89.8% of residents lived in urban areas, while 10.2% lived in rural areas.

There were 6,268 households in Homosassa Springs, of which 20.2% had children under the age of 18 living in them. Of all households, 42.1% were married-couple households, 21.0% were households with a male householder and no spouse or partner present, and 26.1% were households with a female householder and no spouse or partner present. About 30.1% of all households were made up of individuals and 17.2% had someone living alone who was 65 years of age or older.

There were 7,470 housing units, of which 16.1% were vacant. The homeowner vacancy rate was 2.6% and the rental vacancy rate was 6.5%.

Racial composition as of the 2020 census
| Race | Number | Percent |
|---|---|---|
| White | 12,955 | 90.7% |
| Black or African American | 131 | 0.9% |
| American Indian and Alaska Native | 90 | 0.6% |
| Asian | 111 | 0.8% |
| Native Hawaiian and Other Pacific Islander | 5 | 0.0% |
| Some other race | 139 | 1.0% |
| Two or more races | 852 | 6.0% |
| Hispanic or Latino (of any race) | 677 | 4.7% |

===Demographic estimates===

According to U.S. Census Bureau QuickFacts data, 5.7% of the population was under 5 years old, 51.1% of the population was female, 2.8% of the population was foreign born, and there were 1,594 veterans living in Homosassa Springs.

The median value of owner-occupied housing units was $86,500 and the median gross rent was $750.

86.6% of the population 25 years and older had a high school diploma or higher, and 7.7% of the population 25 years and older had a bachelor's degree or higher.
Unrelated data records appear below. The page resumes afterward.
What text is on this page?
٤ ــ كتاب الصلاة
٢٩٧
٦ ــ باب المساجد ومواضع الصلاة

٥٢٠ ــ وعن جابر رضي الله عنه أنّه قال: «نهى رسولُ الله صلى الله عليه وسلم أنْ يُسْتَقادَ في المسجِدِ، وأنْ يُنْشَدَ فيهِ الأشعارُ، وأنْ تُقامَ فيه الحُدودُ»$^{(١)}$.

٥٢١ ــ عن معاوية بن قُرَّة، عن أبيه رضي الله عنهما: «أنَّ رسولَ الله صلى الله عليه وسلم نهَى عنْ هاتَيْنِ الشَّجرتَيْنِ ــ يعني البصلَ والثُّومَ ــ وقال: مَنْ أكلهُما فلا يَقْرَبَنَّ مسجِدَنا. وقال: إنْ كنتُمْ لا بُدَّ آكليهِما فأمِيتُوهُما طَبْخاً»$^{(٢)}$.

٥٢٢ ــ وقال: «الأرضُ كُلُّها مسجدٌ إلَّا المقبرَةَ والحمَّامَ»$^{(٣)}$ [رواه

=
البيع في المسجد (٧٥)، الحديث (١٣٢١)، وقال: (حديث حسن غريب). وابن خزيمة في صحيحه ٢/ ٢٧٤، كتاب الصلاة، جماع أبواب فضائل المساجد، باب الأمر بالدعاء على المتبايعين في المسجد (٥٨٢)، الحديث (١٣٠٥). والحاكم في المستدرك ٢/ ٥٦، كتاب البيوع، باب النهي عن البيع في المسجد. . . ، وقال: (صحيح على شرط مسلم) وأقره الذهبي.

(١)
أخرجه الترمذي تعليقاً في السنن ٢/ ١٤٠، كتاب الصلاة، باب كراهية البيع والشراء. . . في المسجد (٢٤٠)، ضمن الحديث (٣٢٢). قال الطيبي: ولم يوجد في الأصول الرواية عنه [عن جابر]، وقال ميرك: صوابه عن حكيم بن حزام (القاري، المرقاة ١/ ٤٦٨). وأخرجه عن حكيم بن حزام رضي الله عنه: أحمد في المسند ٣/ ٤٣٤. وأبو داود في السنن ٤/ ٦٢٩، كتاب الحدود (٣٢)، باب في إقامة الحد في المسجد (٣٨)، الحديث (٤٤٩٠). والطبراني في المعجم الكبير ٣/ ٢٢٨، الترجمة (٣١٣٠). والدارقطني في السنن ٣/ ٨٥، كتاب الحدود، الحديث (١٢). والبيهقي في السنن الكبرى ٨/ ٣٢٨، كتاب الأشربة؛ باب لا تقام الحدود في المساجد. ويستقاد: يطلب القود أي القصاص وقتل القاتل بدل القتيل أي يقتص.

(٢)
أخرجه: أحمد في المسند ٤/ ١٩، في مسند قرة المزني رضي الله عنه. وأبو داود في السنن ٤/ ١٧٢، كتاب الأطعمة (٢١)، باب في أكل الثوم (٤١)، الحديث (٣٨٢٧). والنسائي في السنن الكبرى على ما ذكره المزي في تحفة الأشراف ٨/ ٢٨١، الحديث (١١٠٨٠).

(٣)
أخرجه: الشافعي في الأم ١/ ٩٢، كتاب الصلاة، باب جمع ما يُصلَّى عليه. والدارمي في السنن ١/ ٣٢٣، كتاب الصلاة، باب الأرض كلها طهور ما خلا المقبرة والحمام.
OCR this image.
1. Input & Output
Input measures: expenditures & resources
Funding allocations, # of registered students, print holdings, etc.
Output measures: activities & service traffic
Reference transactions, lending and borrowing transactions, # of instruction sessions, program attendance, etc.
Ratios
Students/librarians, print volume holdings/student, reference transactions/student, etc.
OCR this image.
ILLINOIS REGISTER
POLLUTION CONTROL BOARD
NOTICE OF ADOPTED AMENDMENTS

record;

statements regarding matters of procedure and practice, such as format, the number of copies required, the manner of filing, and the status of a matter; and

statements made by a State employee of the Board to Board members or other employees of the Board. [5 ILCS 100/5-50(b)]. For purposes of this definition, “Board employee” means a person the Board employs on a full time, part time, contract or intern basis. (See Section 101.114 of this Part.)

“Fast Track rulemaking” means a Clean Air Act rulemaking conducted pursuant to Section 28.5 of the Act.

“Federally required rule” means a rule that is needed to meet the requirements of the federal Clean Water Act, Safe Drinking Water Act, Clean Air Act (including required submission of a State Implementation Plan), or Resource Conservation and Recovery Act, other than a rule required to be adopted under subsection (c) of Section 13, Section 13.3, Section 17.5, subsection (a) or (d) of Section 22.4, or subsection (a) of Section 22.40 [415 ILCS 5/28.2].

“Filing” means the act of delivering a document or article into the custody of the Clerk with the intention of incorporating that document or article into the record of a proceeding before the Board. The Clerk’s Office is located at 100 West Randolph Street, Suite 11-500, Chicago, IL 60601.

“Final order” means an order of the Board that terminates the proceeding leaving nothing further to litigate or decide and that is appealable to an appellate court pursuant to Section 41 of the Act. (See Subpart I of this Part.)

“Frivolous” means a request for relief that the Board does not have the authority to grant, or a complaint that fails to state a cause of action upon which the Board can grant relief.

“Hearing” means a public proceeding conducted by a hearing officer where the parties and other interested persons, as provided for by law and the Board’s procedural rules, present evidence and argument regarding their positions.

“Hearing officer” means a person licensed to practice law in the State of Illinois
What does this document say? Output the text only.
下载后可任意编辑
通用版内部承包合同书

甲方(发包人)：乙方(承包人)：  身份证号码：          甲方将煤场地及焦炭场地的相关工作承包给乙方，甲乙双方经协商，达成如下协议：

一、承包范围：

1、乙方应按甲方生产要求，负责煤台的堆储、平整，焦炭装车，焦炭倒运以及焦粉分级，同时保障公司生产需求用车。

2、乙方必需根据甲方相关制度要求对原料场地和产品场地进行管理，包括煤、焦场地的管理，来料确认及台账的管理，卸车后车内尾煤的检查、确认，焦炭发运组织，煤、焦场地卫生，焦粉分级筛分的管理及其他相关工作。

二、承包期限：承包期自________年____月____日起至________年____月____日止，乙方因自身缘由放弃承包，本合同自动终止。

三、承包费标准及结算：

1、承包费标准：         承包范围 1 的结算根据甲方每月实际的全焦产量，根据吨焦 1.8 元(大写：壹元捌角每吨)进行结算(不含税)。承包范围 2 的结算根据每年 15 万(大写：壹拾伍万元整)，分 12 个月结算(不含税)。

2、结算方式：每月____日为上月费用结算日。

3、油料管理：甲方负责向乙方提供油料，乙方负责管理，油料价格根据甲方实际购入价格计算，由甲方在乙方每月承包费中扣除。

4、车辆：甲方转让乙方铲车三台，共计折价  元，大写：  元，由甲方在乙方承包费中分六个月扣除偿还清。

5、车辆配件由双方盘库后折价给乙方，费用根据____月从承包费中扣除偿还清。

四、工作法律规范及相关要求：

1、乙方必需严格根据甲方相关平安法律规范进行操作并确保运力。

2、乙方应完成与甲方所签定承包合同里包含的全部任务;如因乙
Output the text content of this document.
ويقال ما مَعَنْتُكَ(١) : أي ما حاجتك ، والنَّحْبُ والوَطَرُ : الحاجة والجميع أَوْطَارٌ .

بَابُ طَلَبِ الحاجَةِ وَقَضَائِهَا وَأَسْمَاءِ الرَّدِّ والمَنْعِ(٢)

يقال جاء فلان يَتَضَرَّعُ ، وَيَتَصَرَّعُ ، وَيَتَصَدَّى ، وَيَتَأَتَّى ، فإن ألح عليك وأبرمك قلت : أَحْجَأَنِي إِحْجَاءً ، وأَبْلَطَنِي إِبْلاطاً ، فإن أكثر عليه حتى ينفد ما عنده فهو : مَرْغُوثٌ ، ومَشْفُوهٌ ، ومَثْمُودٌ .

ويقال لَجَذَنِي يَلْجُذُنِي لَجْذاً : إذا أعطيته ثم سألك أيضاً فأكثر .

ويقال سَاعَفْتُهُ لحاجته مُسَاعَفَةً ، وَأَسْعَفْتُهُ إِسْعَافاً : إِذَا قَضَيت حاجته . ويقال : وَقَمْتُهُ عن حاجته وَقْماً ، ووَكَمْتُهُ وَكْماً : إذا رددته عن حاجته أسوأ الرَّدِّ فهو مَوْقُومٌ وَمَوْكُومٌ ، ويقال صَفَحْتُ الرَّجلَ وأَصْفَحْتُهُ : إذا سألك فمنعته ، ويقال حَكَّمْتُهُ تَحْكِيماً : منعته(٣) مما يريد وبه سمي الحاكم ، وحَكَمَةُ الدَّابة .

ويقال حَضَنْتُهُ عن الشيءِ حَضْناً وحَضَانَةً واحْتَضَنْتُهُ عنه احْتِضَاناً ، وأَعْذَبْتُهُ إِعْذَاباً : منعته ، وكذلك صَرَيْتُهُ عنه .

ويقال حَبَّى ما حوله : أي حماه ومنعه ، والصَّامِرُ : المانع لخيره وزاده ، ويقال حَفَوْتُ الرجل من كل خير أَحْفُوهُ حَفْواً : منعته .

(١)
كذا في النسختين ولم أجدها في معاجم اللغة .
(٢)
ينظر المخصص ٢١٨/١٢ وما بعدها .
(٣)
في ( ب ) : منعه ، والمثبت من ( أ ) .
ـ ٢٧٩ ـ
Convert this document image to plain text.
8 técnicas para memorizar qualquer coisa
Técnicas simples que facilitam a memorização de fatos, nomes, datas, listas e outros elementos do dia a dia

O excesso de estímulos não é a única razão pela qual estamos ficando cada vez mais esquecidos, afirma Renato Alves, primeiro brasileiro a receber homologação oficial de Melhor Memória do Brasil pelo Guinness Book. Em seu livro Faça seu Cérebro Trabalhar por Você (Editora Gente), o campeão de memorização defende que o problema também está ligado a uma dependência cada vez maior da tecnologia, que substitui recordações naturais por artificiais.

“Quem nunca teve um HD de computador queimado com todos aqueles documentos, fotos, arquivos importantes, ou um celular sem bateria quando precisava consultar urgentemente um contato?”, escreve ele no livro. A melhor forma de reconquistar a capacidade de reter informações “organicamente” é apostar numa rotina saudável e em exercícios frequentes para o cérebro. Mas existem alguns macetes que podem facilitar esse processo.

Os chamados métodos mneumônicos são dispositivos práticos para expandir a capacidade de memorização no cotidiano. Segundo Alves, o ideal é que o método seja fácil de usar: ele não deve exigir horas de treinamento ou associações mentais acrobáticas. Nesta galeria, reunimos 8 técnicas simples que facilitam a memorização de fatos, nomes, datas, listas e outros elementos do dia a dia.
90.2% of households had a computer and 81.2% of households had a broadband internet subscription.

==Education==
Homosassa Springs is served by Citrus County School District. Residents are divided between Homosassa Elementary, Lecanto Elementary, and Rock Crusher Elementary; Crystal River Middle School and Lecanto Middle School; and Crystal River High School and Lecanto High School.

The Homosassa Public Library of Citrus Libraries is located in Homosassa Springs.